Using Toronto-based Yangaroo Inc.’s Digital Media Distribution System (DMDS), Juno judges will now be able to access all music and related promotional materials via a hosted Web application. Additionally, artists and record labels will only have to send three CD copies of their work to Juno organizers at the Canadian Academy of Recording Arts and Sciences (CARAS).

“The amount of physical work to gather all the CD submissions and sent them out to our 320 judges across Canada was tremendous,” Brenna Knought, manager of awards and special events at CARAS, said. “To give you an idea, we had a processing firm handling over 13,000 CD submissions.”

“It’s becoming a more digital world and people just aren’t producing as many CDs as they were before, so this really is a natural progression for us,” she added.

Once the system goes live later this month, CARAS staff members will begin to upload songs and albums to Yangaroo’s servers. Using DMDS, organizers will indicate which judges will be given access to which content. Judges will then be allowed to download the tracks, upload them to an iPod, and record their Juno selections directly on the system.

“It’s a matter of making things simpler for everyone,” Cliff Hunt, co-founder and COO at Yangaroo, said. “Plus it will save on all kinds of resources. CDs, as you know, are non-biodegradable.” The jet fuel needed deliver the submissions to judges across Canada was also a motivating factor for CARAS, he added.

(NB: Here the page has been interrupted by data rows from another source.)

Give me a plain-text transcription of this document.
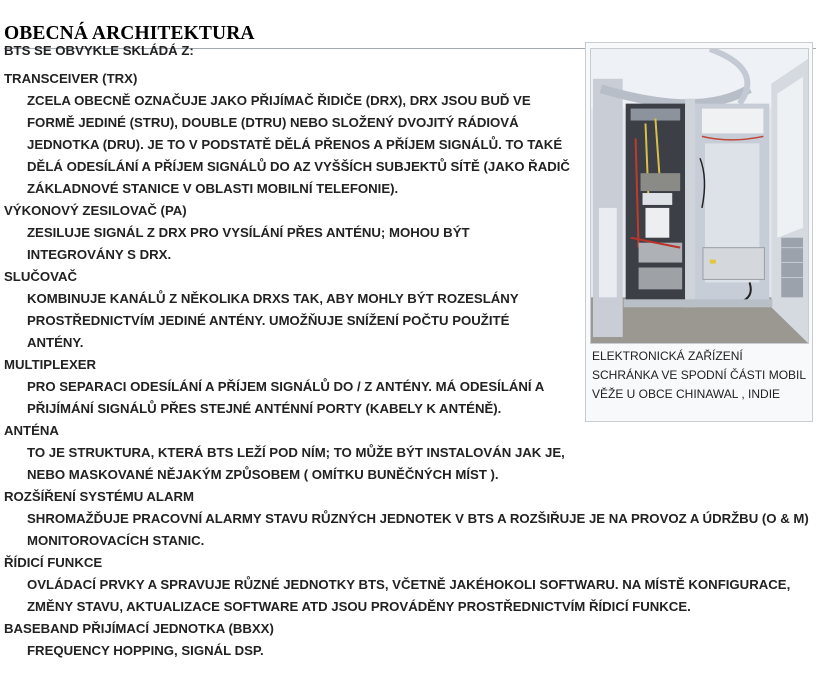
OBECNÁ ARCHITEKTURA

BTS SE OBVYKLE SKLÁDÁ Z:

TRANSCEIVER (TRX)
ZCELA OBECNĚ OZNAČUJE JAKO PŘIJÍMAČ ŘIDIČE (DRX), DRX JSOU BUĎ VE FORMĚ JEDINÉ (STRU), DOUBLE (DTRU) NEBO SLOŽENÝ DVOJITÝ RÁDIOVÁ JEDNOTKA (DRU). JE TO V PODSTATĚ DĚLÁ PŘENOS A PŘÍJEM SIGNÁLŮ. TO TAKÉ DĚLÁ ODESÍLÁNÍ A PŘÍJEM SIGNÁLŮ DO AZ VYŠŠÍCH SUBJEKTŮ SÍTĚ (JAKO ŘADIČ ZÁKLADNOVÉ STANICE V OBLASTI MOBILNÍ TELEFONIE).
VÝKONOVÝ ZESILOVAČ (PA)
ZESILUJE SIGNÁL Z DRX PRO VYSÍLÁNÍ PŘES ANTÉNU; MOHOU BÝT INTEGROVÁNY S DRX.
SLUČOVAČ
KOMBINUJE KANÁLŮ Z NĚKOLIKA DRXS TAK, ABY MOHLY BÝT ROZESLÁNY PROSTŘEDNICTVÍM JEDINÉ ANTÉNY. UMOŽŇUJE SNÍŽENÍ POČTU POUŽITÉ ANTÉNY.
MULTIPLEXER
PRO SEPARACI ODESÍLÁNÍ A PŘÍJEM SIGNÁLŮ DO / Z ANTÉNY. MÁ ODESÍLÁNÍ A PŘIJÍMÁNÍ SIGNÁLŮ PŘES STEJNÉ ANTÉNNÍ PORTY (KABELY K ANTÉNĚ).
ANTÉNA
TO JE STRUKTURA, KTERÁ BTS LEŽÍ POD NÍM; TO MŮŽE BÝT INSTALOVÁN JAK JE, NEBO MASKOVANÉ NĚJAKÝM ZPŮSOBEM ( OMÍTKU BUNĚČNÝCH MÍST ).
ROZŠÍŘENÍ SYSTÉMU ALARM
SHROMAŽĎUJE PRACOVNÍ ALARMY STAVU RŮZNÝCH JEDNOTEK V BTS A ROZŠIŘUJE JE NA PROVOZ A ÚDRŽBU (O & M) MONITOROVACÍCH STANIC.
ŘÍDICÍ FUNKCE
OVLÁDACÍ PRVKY A SPRAVUJE RŮZNÉ JEDNOTKY BTS, VČETNĚ JAKÉHOKOLI SOFTWARU. NA MÍSTĚ KONFIGURACE, ZMĚNY STAVU, AKTUALIZACE SOFTWARE ATD JSOU PROVÁDĚNY PROSTŘEDNICTVÍM ŘÍDICÍ FUNKCE.
BASEBAND PŘIJÍMACÍ JEDNOTKA (BBXX)
FREQUENCY HOPPING, SIGNÁL DSP.
ELEKTRONICKÁ ZAŘÍZENÍ SCHRÁNKA VE SPODNÍ ČÁSTI MOBIL VĚŽE U OBCE CHINAWAL , INDIE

Knought said that what set Yangaroo apart from the other providers CARAS had considered was its ability to secure and protect uploaded content. “They demonstrated a really high level of security with content encryption, watermarking and other measures to prevent file sharing,” she said. And along with protecting the music files, Yangaroo’s ability to host and stream full albums in CD quality was also a must, Knought said. “We like the idea to giving our judges the opportunity to listen to a full album in high quality to objectively make their decision,” she said.

Besides the costs savings for CARAS, Knought said that independent musicians – many of which make multiple Juno submissions each year – will greatly appreciate the new system.

“The biggest benefit really is from the submitters’ perspective,” she said. “They won’t have to send hundreds of CDs when making their submissions anymore.”

According to Yangaroo, the Junos will be the first major television awards show in the world to do all its judging via a digital system. The company also plans to roll out a video content distribution system, for music videos and television commercials, in the near future. The next Juno awards are in March 2009.